----- Original Message -----
From: "Kenneth Wolman" <[log in to unmask]>
To: <[log in to unmask]>
Sent: Saturday, December 01, 2007 2:20 PM
Subject: Re: "Midrash"
> Frederick Pollack wrote:
>> Midrash
>
> Utterly astounding, even if I don't have clue one why it's called Midrash.
> Doesn't matter: it's terrific.
>
> ken
>
> --
Midrash is rabbinic commentary on the Torah (the Pentateuch) or on the
Talmud, the initial body of such commentaries. Loosely, any textual
hermeneutics carried out in a Jewish rather than Christian way can be called
(a) midrash. In Walter Benjamin, Marxist and Jewish (even Kabbalistic)
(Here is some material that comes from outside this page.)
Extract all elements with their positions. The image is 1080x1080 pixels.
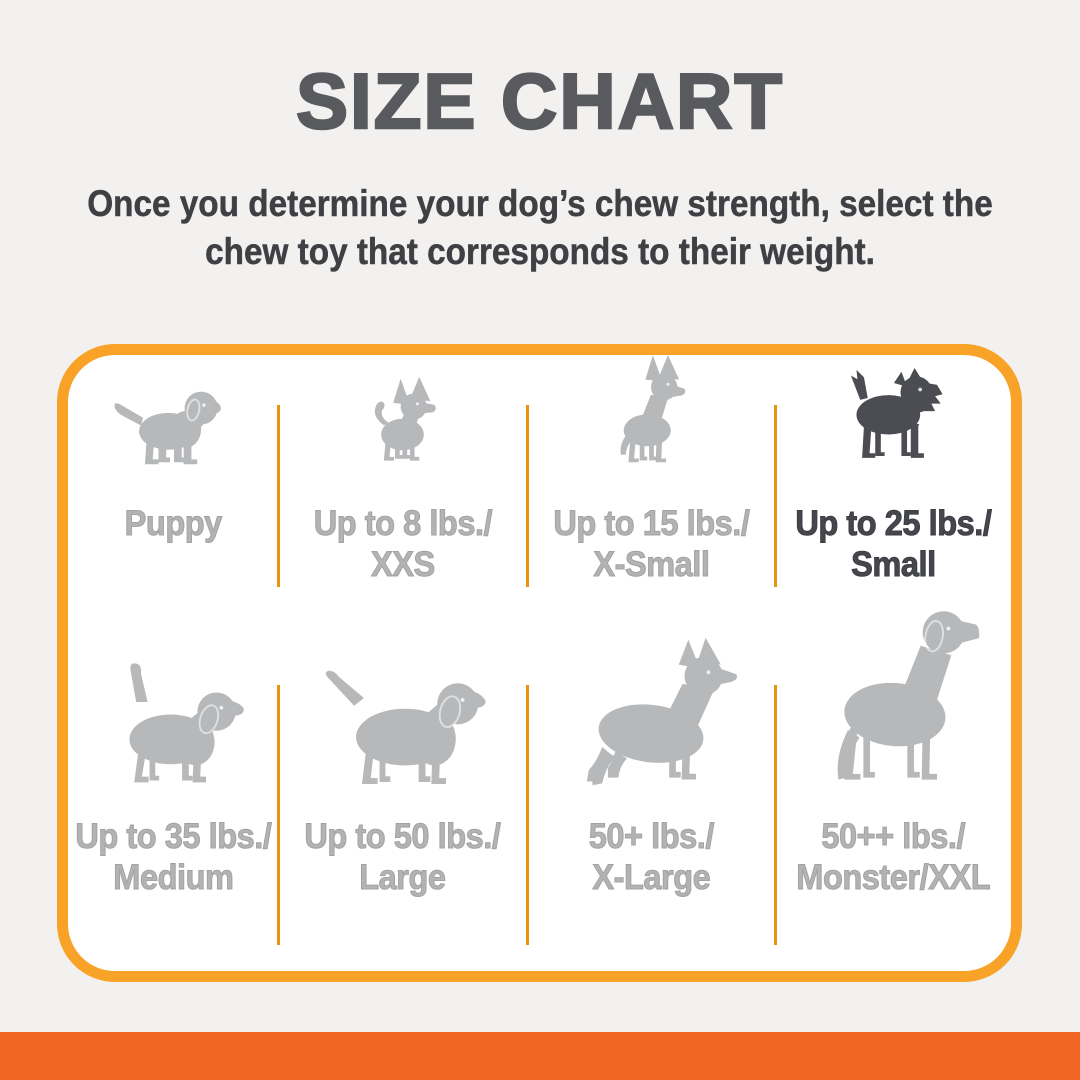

thought intersect, very notably in the "Theses on the Philosophy of
History," which contain his parable of the angel. So my poem is a midrash
upon that passage:
A Klee painting named ‘Angelus Novus’ shows an angel looking as though he is
about to move away from something he is fixedly contemplating. His eyes are
staring, his mouth is open, his wings are spread. This is how one pictures
the angel of history. His face is turned toward the past. Where we perceive
a chain of events, he sees one single catastrophe which keeps piling
wreckage and hurls it in front of his feet. The angel would like to stay,
awaken the dead, and make whole what has been smashed. But a storm is
blowing in from Paradise; it has got caught in his wings with such a
violence that the angel can no longer close them. The storm irresistibly
propels him into the future to which his back is turned, while the pile of
debris before him grows skyward. This storm is what we call progress.